Now, what happens if I asked for the names in an incoherent manner? My secretary comes back with the first group of names. I ask for name #3, which he/she quickly gives me. I then ask for name #47. My secretary sees he/she only has 1-10 on his/her list, so he/she needs to make another trip. This time my secretary remembers the names 40-49 and comes back. I then ask him/her for number #212. Once again the secretary has to go back to the list down the hall. I'm not asking anything more complex. I'm just asking in a seemingly incoherent order. This same phenomenon is easily presentable in a real-world example.

Real Example
Just as the secretary grabs the numbers around what I asked for with the possibility of not making another trip down the hall, processors will often pull out blocks or pages of memory around what the program requested hoping not to make the trip to system memory again. If I ask for data close (in terms of memory layout) to what I previously requested, there's a possible chance the cache will already have it and provide it faster.

Here's a really simple python script that tries to add up a bunch of integers in a coherent and incoherent manner. In the coherent function, the numbers are added up sequentially based on their order in memory. In the incoherent function, the numbers are pulled randomly from memory. Both functions provide the exact same result, but with a noticeable difference in performance. Let's see how the two compare for different sizes of data.

import random, time

n = 10000000

# make an array of coherent and incoherent indices
coherentIndices = [number for number in xrange(0,n)]
incoherentIndices = [number for number in xrange(0,n)]
random.shuffle(incoherentIndices)

def print_timing(func):
    def wrapper(*arg):
        t1 = time.time()
        res = func(*arg)
        t2 = time.time()
        print '%s took %0.3f ms' % (func.func_name, (t2-t1)*1000.0)
        return res
    return wrapper

# create some random values
values = []
for i in xrange(0,n):
    values.append(random.randint(-10,10))
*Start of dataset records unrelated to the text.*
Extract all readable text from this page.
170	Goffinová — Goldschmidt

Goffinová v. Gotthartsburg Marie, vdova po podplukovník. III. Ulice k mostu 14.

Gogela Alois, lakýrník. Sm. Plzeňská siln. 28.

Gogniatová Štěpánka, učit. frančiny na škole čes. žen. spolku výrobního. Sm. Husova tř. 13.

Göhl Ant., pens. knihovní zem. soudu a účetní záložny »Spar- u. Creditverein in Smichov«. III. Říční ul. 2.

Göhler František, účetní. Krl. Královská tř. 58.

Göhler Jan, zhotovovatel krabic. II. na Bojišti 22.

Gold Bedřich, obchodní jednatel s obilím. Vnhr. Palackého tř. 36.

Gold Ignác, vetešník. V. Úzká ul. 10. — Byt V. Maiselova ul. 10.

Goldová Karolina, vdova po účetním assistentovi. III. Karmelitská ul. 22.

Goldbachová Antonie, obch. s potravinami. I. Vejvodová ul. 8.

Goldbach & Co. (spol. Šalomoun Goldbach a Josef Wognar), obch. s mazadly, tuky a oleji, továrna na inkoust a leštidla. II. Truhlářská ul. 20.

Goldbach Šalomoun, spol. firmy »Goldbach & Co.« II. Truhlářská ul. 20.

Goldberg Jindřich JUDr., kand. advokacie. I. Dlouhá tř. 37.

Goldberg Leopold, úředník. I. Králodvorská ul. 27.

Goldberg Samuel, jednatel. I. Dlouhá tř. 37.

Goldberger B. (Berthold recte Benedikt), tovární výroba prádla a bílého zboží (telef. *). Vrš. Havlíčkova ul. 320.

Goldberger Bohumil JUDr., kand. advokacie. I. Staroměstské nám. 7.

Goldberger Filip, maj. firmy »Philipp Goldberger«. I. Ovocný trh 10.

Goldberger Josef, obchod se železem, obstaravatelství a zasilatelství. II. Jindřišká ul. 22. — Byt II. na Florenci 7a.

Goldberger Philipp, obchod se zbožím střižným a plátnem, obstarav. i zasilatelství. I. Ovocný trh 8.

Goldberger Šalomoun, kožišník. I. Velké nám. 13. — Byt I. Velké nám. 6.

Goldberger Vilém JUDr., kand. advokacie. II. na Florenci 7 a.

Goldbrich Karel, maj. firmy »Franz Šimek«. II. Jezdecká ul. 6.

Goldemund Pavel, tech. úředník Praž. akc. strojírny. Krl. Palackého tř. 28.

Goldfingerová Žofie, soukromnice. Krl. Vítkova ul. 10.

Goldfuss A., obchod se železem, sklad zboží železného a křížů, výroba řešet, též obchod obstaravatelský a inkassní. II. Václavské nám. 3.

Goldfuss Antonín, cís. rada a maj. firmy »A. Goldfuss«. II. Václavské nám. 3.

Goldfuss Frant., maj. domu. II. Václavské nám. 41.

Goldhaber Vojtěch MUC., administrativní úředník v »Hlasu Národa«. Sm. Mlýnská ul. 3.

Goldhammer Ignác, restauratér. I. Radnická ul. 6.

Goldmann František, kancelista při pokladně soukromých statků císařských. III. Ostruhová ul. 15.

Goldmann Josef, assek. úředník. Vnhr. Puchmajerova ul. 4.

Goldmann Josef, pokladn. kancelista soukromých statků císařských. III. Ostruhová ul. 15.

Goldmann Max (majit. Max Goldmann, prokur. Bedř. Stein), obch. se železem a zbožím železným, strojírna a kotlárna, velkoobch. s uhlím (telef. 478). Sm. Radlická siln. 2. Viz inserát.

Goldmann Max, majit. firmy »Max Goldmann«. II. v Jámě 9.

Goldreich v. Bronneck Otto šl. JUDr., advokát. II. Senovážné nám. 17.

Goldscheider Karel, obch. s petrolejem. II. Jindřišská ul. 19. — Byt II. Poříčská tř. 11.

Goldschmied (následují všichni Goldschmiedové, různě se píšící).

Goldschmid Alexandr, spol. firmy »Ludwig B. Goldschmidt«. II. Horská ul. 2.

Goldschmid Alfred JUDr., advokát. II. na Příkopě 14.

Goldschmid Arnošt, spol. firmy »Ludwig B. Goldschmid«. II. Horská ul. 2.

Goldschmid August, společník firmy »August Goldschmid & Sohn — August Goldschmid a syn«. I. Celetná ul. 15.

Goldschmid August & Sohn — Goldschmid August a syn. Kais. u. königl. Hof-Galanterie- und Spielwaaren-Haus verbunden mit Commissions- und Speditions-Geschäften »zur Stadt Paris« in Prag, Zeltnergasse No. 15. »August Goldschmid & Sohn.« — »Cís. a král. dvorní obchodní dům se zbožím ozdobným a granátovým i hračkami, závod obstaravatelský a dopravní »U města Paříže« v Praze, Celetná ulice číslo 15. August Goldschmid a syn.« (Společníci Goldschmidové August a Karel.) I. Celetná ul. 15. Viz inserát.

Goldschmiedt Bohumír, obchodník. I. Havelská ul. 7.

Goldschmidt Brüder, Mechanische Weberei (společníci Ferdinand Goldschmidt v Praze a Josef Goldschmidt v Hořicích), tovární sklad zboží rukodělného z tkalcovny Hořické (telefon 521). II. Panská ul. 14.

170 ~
# add up all the numbers coherently
@print_timing
def coherentAdding():
    total = 0
    for i in xrange(0,n):
        total += values[coherentIndices[i]]

# add up all the numbers incoherently
@print_timing
def incoherentAdding():
    total = 0
    for i in xrange(0,n):
        total += values[incoherentIndices[i]]

coherentAdding()
incoherentAdding()

Results
48e80eea-0aa4-11df-ae8a-000255111976 Blog_this_caption

With a quick graph using Many Eyes, you can see the performance differences. For small numbers, the performance between the coherent and incoherent data is neglible. In the secretary example, this would be the equivalent of the secretary having all the names in his/her head so regardless of the order I ask them, no extra trips down the hall are necessary.

As the problem scales, however, the memory fetching becomes less and less efficient. For the largest test I did, incoherent access is almost 13 seconds longer than the 8 seconds it took for coherent access. In this simple example where both functions are running at O(n), it's easy to see coherency makes a huge difference.

Relevance to Ray Tracing
From a memory perspective, ray tracing is incredibly incoherent. Firing a ray from the camera to shade a pixel, the next ray over might hit a different geometry requiring different textures and instructions to be fetched. That's bad geometry and texture coherency. Plus ray tracing is touted for it's secondary effects like reflections and refractions. These rays are extremely incoherent. One ray might self-intersect the object being shaded while another ray next to it might fly off into the distant corners of the scene. Rasterization on the other hand is extremely coherent. A model is pulled in once for every pass and thrown out again. When rasterizing textured surfaces, the texture cache can grab large chunks of texture because there's good chance the next fragment being rendered is going to be in that cache. In fact the biggest reason rasterization is probably so much faster than ray tracing is its coherency. It makes hardware extremely easy and cheap to build.